TLDR:
- South Korea’s Democratic Party will submit the Digital Asset Basic Law before Lunar New Year holiday begins.
- Stablecoin issuers must maintain minimum statutory capital of 5 billion KRW, mirroring electronic money rules.
- New Virtual Asset Committee will be chaired by Financial Services Commission with inter-ministerial members.
- Committee will provide rapid response mechanism for market disruptions including hacks and system failures.
South Korea’s Democratic Party has completed preparations for comprehensive cryptocurrency legislation ahead of the Lunar New Year.
The Digital Asset Basic Law establishes clear requirements for stablecoin issuers, including a minimum capital of 5 billion KRW.
A new Virtual Asset Committee will oversee market operations and emergency responses. The legislative push represents a significant step toward the formal integration of digital assets into the country’s financial system.
Stablecoin Issuers Face Capital Requirements
The Democratic Party’s Digital Asset Task Force convened its second plenary session on January 28 at the National Assembly Hall. Representative Lee Jung-moon chairs the task force responsible for finalizing the legislative framework.
The group reached consensus on establishing 5 billion won as the minimum statutory capital for entities seeking to issue stablecoins.
Representative Ahn Do-geol confirmed the capital requirement decision during a briefing following the meeting. “We agreed to set the legal capital requirement for stablecoin issuers at least 5 billion won,” Ahn stated.
The 5 billion won threshold mirrors existing regulations under the Electronic Financial Transactions Act. Electronic money businesses currently operate under this same capital standard.
Lawmakers justified the requirement by citing functional similarities between stablecoins and electronic money products. The task force plans to submit the bill for deliberation before the Lunar New Year holiday begins.
Party policy committees and government authorities will conduct final coordination on outstanding issues. The legislative timeline reflects urgency in establishing regulatory clarity for the virtual asset market.
Some elements remain unresolved pending further discussion. The Bank of Korea’s jurisdictional scope requires additional deliberation among stakeholders.
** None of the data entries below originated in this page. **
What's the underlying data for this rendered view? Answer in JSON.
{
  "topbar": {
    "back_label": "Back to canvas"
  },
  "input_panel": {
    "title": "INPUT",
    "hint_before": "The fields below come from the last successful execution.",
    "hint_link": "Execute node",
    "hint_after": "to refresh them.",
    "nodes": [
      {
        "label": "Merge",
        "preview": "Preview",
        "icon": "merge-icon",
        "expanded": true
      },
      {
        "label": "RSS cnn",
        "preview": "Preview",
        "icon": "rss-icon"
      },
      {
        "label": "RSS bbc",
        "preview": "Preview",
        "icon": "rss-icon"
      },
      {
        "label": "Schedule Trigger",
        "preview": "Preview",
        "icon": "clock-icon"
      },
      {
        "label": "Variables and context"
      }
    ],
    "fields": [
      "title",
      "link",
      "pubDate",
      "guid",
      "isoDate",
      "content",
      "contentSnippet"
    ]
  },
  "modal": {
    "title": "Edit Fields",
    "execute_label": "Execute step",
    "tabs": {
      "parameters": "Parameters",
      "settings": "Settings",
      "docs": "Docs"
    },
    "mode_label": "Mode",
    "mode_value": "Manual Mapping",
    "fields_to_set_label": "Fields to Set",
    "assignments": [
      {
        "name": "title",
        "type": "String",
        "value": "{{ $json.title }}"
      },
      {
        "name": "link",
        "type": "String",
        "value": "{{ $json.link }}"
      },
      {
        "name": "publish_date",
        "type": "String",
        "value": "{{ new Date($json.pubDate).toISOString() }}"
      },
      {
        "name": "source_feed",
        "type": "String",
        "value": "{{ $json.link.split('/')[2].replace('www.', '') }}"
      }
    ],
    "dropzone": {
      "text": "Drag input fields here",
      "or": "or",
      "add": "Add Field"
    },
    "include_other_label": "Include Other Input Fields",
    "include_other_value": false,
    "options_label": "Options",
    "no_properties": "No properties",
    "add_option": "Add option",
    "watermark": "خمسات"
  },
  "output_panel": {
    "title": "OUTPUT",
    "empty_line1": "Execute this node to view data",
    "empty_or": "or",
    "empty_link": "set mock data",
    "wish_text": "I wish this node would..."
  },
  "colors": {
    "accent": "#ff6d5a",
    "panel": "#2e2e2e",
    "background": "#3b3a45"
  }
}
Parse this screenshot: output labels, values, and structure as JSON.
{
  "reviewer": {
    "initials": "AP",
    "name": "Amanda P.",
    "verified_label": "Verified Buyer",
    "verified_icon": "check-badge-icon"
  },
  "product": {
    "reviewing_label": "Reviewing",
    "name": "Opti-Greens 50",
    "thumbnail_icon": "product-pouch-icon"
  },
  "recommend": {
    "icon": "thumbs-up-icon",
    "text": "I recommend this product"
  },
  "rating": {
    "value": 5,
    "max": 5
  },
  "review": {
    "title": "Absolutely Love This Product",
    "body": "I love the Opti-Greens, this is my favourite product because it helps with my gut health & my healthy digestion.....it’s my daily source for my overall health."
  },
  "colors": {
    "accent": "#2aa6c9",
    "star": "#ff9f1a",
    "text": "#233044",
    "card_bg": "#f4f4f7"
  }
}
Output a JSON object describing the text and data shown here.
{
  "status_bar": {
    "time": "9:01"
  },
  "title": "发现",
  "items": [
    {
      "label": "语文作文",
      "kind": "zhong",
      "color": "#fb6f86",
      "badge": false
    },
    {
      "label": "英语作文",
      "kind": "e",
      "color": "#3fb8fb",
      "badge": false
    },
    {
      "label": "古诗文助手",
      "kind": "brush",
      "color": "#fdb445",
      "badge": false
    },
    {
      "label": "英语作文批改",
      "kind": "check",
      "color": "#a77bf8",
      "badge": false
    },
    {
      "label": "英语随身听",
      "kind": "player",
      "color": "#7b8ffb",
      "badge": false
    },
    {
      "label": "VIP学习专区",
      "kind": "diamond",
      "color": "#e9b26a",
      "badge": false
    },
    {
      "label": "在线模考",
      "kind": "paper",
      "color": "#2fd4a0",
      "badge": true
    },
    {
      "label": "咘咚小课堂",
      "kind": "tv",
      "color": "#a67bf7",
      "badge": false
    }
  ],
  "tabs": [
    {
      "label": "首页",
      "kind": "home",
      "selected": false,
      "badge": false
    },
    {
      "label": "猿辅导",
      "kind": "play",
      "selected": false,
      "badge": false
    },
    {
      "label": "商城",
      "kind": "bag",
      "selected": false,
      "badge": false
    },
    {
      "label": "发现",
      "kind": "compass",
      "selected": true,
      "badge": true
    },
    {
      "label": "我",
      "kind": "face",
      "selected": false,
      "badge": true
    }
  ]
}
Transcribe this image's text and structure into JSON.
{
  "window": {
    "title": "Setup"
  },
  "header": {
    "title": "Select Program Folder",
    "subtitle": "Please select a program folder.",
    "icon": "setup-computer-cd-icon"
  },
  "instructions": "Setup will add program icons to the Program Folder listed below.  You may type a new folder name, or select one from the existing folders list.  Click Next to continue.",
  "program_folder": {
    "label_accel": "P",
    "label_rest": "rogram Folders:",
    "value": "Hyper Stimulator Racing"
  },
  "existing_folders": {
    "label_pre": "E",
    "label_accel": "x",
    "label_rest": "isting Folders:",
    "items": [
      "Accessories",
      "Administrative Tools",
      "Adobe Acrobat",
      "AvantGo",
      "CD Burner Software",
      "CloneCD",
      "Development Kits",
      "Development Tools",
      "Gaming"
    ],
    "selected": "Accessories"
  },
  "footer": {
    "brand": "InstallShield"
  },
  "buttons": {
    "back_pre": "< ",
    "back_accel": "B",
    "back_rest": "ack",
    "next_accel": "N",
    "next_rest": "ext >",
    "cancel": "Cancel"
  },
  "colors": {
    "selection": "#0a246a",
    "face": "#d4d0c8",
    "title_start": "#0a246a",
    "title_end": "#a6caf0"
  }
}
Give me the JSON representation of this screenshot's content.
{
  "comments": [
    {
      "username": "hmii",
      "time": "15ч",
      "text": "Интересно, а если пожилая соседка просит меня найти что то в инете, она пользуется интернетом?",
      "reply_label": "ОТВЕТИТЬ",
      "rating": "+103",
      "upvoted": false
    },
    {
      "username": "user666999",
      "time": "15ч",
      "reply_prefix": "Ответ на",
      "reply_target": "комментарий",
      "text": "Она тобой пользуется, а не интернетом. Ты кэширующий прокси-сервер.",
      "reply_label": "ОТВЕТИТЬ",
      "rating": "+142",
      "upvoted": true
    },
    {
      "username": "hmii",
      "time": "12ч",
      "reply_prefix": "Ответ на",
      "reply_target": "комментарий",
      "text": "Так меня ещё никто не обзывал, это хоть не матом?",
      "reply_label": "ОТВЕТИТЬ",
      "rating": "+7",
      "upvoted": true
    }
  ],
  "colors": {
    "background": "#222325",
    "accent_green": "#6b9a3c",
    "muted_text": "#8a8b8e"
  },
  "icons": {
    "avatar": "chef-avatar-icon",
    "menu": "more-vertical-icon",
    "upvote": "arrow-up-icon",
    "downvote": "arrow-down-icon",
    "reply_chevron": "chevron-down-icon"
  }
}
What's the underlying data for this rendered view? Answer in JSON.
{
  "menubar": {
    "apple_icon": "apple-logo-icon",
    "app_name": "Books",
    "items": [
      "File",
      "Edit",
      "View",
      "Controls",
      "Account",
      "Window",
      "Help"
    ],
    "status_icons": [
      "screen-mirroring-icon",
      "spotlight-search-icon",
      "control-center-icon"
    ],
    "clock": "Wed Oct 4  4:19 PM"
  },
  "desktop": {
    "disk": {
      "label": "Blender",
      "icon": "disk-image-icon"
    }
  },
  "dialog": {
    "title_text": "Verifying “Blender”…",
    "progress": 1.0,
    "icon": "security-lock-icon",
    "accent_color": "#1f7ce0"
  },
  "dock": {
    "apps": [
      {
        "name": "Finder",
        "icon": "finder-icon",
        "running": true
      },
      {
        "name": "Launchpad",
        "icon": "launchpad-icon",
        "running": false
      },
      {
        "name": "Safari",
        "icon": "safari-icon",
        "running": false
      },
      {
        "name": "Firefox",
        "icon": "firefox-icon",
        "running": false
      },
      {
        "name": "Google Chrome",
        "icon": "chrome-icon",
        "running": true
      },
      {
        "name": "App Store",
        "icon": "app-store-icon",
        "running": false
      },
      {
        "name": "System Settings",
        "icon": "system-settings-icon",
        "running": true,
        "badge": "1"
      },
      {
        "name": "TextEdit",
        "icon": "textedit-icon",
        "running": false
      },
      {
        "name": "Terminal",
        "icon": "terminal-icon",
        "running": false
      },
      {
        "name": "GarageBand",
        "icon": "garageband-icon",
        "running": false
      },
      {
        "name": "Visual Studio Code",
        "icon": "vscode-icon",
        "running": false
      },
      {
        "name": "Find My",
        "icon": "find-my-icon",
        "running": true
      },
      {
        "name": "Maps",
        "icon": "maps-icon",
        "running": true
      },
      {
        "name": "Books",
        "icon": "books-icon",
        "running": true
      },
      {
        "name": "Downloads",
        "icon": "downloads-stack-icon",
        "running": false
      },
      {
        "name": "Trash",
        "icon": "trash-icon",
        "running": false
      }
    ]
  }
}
Restrictions on major shareholder ownership in stablecoin issuers also need policy committee review. These sensitive matters will be addressed through subsequent coordination efforts.
Virtual Asset Committee to Manage Market Risks
The legislation creates a new inter-ministerial body called the Virtual Asset Committee. The Financial Services Commission chairman will lead this consultative organization.
The Bank of Korea deputy governor will serve on the committee. The vice minister of the Ministry of Economy and Finance will also participate in committee operations.
The committee structure enables coordinated responses to market disruptions. Hacking incidents and system failures fall under the committee’s purview.
Members can convene quickly to address emerging threats to market stability. The arrangement facilitates communication between regulatory agencies and financial authorities.
The Digital Asset Basic Law represents the formal title for the comprehensive legislation. Previous discussions referred to the measure using various working titles.
The Democratic Party settled on this designation to reflect the law’s foundational nature. The name emphasizes the bill’s role in establishing basic principles for digital asset governance.
Market participants have awaited regulatory clarity on stablecoin operations. The legislation addresses issuance requirements and supervisory frameworks systematically.
The 5 billion won capital standard provides concrete guidance for prospective issuers. The Virtual Asset Committee offers institutional infrastructure for ongoing market oversight and risk management.